Embora Anne, Charlotte e Emily Brontë tenham se beneficiado do mundo masculino para se emancipar como Acton, Currer e Ellis Bell, na primeira metade do século 19, Ciaruru acha que elas representam, em parte, o uso do pseudônimo como meio de controle do processo: "Charlotte queria controlar a produção de seus livros. Era mais do que uma mulher com um nome de homem. Escolhia um tipo específico de papel, determinava as publicações que podiam resenhar as obras. Ela se apresentava como agente para Currer, Acton e Ellis".
O caso de George Eliot-Marian Evans é, talvez, o mais extraordinário exemplo do pseudônimo masculino de uma mulher que já era admirada por seu intelecto e desafiou convenções literárias e sociais. Nascida Mary Anne, ela ainda se assinava Marian Evans quando se tornou uma rara editora de resenha literária em Londres, aos 31 anos. Ao ler Scenes From a Clerical Life, Charles Dickens escreveu para Eliot: "Observei tal toque feminino nestas ficções comoventes, que o nome sob o título é insuficiente para me convencer".
Depois de ver seu suposto religioso revelado em Marian Evans, o editor John Blackwood manteve o segredo. Como Eliot, a poeta, contista e romancista se tornaria a mais celebrada escritora vitoriana, com romances que incluem Silas Marner, Middlemarch e Daniel Deronda, obras-primas de crítica social e crônicas incomparáveis da vida privada na Inglaterra. Invariavelmente descrita como feia e desenxabida, Marian despertava admiração nos maiores intelectos do seu tempo. Henry James escreveu sobre sua aparência "deliciosamente horrenda": "Nesta vasta feiura reside a beleza mais poderosa que, em poucos minutos, se impõe, seduz a mente e, no fim, você, como eu, está se apaixonando por ela".
Em Nom de Plume, Ciuraru questiona os variados ímpetos para a clandestinidade autoral: "George Orwell-Eric Blair, por exemplo, dizia que não se orgulhava do que escrevia e não queria constranger sua família. Mas ele era também meio paranoico, cheio de manias e não há dúvida de que perseguia a fama".
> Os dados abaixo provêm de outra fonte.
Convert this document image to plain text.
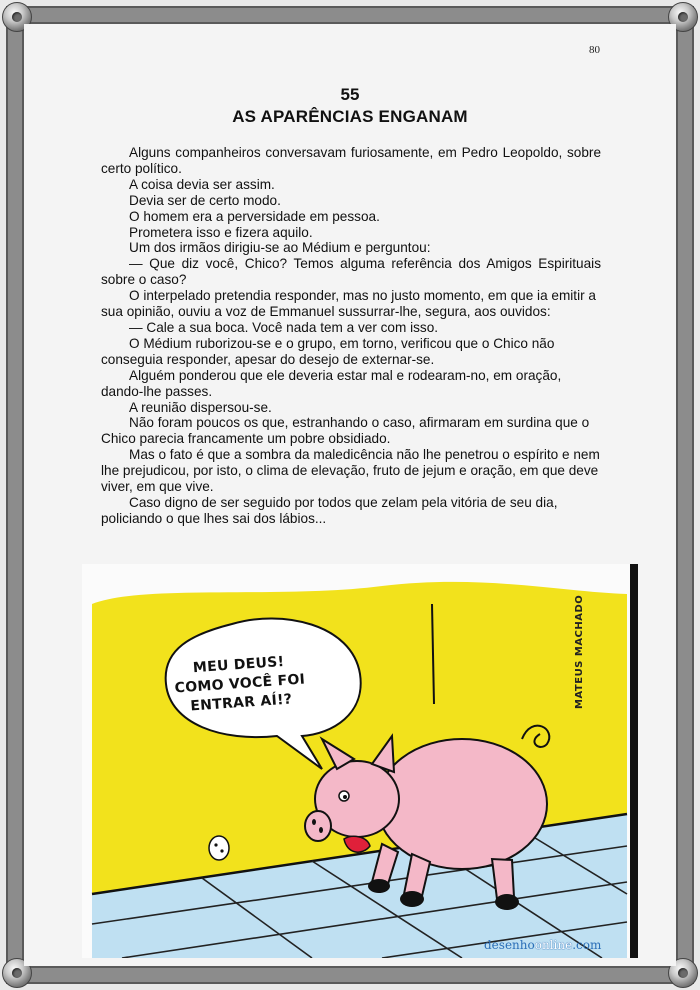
80
55
AS APARÊNCIAS ENGANAM

Alguns companheiros conversavam furiosamente, em Pedro Leopoldo, sobre certo político.

A coisa devia ser assim.

Devia ser de certo modo.

O homem era a perversidade em pessoa.

Prometera isso e fizera aquilo.

Um dos irmãos dirigiu-se ao Médium e perguntou:

— Que diz você, Chico? Temos alguma referência dos Amigos Espirituais sobre o caso?

O interpelado pretendia responder, mas no justo momento, em que ia emitir a sua opinião, ouviu a voz de Emmanuel sussurrar-lhe, segura, aos ouvidos:

— Cale a sua boca. Você nada tem a ver com isso.

O Médium ruborizou-se e o grupo, em torno, verificou que o Chico não conseguia responder, apesar do desejo de externar-se.

Alguém ponderou que ele deveria estar mal e rodearam-no, em oração, dando-lhe passes.

A reunião dispersou-se.

Não foram poucos os que, estranhando o caso, afirmaram em surdina que o Chico parecia francamente um pobre obsidiado.

Mas o fato é que a sombra da maledicência não lhe penetrou o espírito e nem lhe prejudicou, por isto, o clima de elevação, fruto de jejum e oração, em que deve viver, em que vive.

Caso digno de ser seguido por todos que zelam pela vitória de seu dia, policiando o que lhes sai dos lábios...

MEU DEUS!
COMO VOCÊ FOI
ENTRAR AÍ!?	MATEUS MACHADO
desenhoonline.com
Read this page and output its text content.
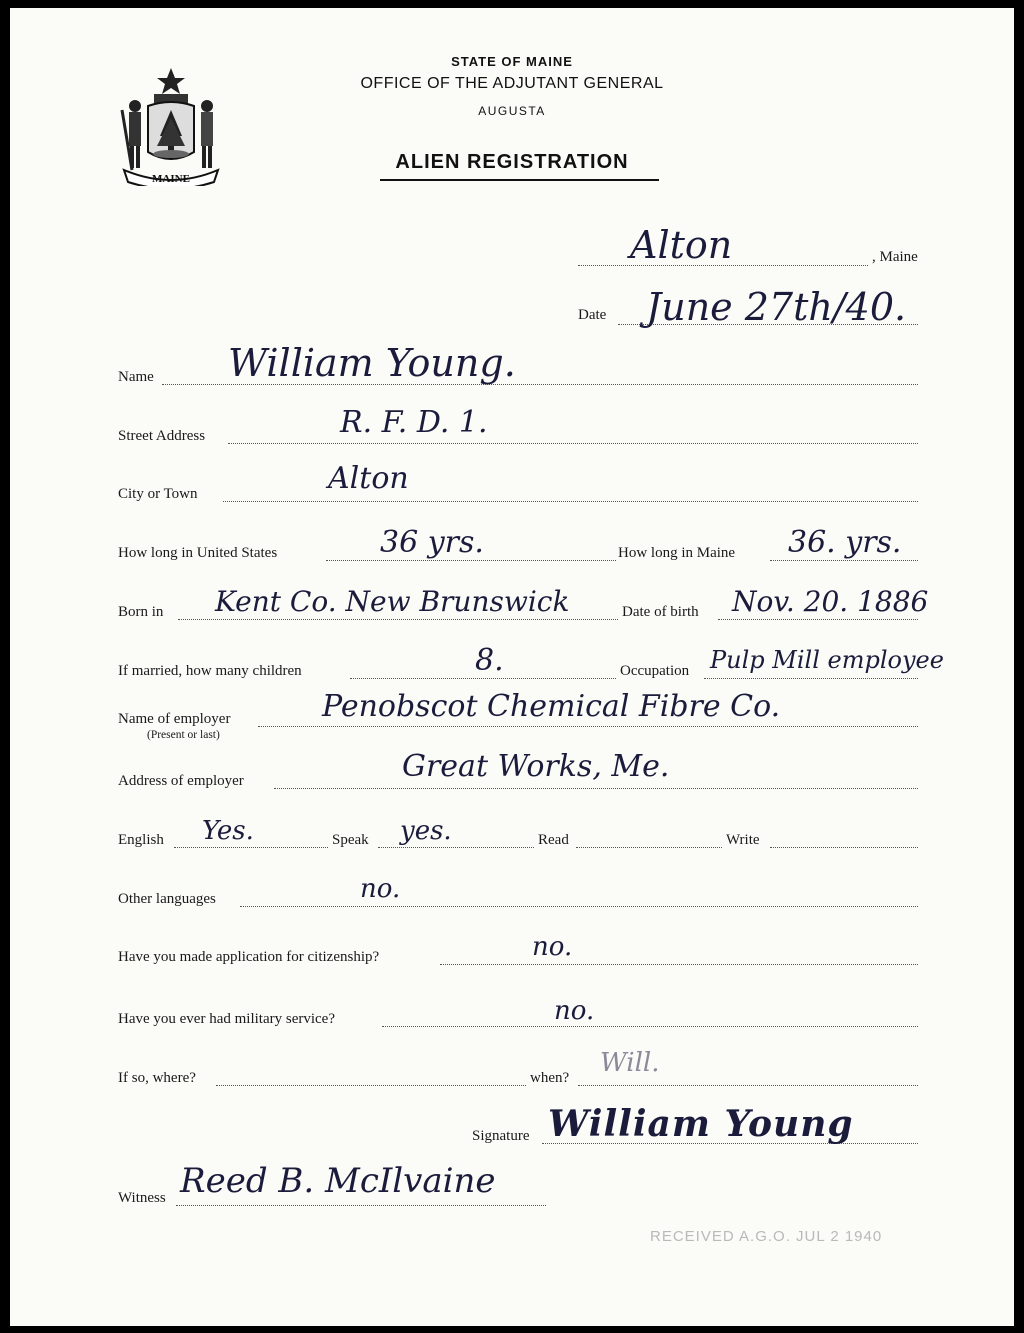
MAINE
STATE OF MAINE
OFFICE OF THE ADJUTANT GENERAL
AUGUSTA
ALIEN REGISTRATION
Alton	, Maine
Date June 27th/40.
Name William Young.
Street Address	R. F. D. 1.
City or Town	Alton
How long in United States	36 yrs.	How long in Maine 36. yrs.
Born in Kent Co. New Brunswick	Date of birth Nov. 20. 1886
If married, how many children	8.	Occupation Pulp Mill employee
Name of employer
(Present or last)
Penobscot Chemical Fibre Co.
Address of employer	Great Works, Me.
English Yes.	Speak yes.	Read	Write
Other languages	no.
Have you made application for citizenship?	no.
Have you ever had military service?	no.
If so, where?	when? Will.
Signature William Young
Witness Reed B. McIlvaine
RECEIVED A.G.O. JUL 2 1940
O caso da poeta Sylvia Plath, que escreveu seu único e semiautobiográfico romance, A Redoma de Vidro, como Victoria Lucas, marca o pseudônimo sacrificado pela morte prematura. Plath se suicidou pouco depois da publicação na Grã-Bretanha, em 1963. A partir de 1967, A Redoma de Vidro saiu com o nome real da autora, cuja vida curta e trágica atraiu enorme atenção para o romance.
Nenhum dos escritores retratados em Nom de Plume fascinou tanto Carmela Ciuraru quanto Fernando Pessoa, com suas dezenas de heterônimos. Ela conta que encontrou uma tradução de O Livro do Desassossego numa livraria de Nova York, há alguns anos, e se apaixonou de imediato. "Fico surpresa com a ignorância do mundo literário americano sobre o Pessoa", reclama. "Toda vez que vou a um evento em livraria peço para o público dizer se já ouviu falar dele e, às vezes, só uma pessoa levanta a mão." Ciuraru explica aos potenciais novos leitores que o caso de Fernando Pessoa-Alberto Caeiro-Ricardo Reis-Álvaro de Campos, entre tantos outros, vai além do pseudônimo porque há uma pluralidade de eus. "Isto me interessa muito. Mas ele não era um ventríloquo, experimentava vozes diferentes, que falavam através dele", diz. "E acredito que ele acreditava nisso."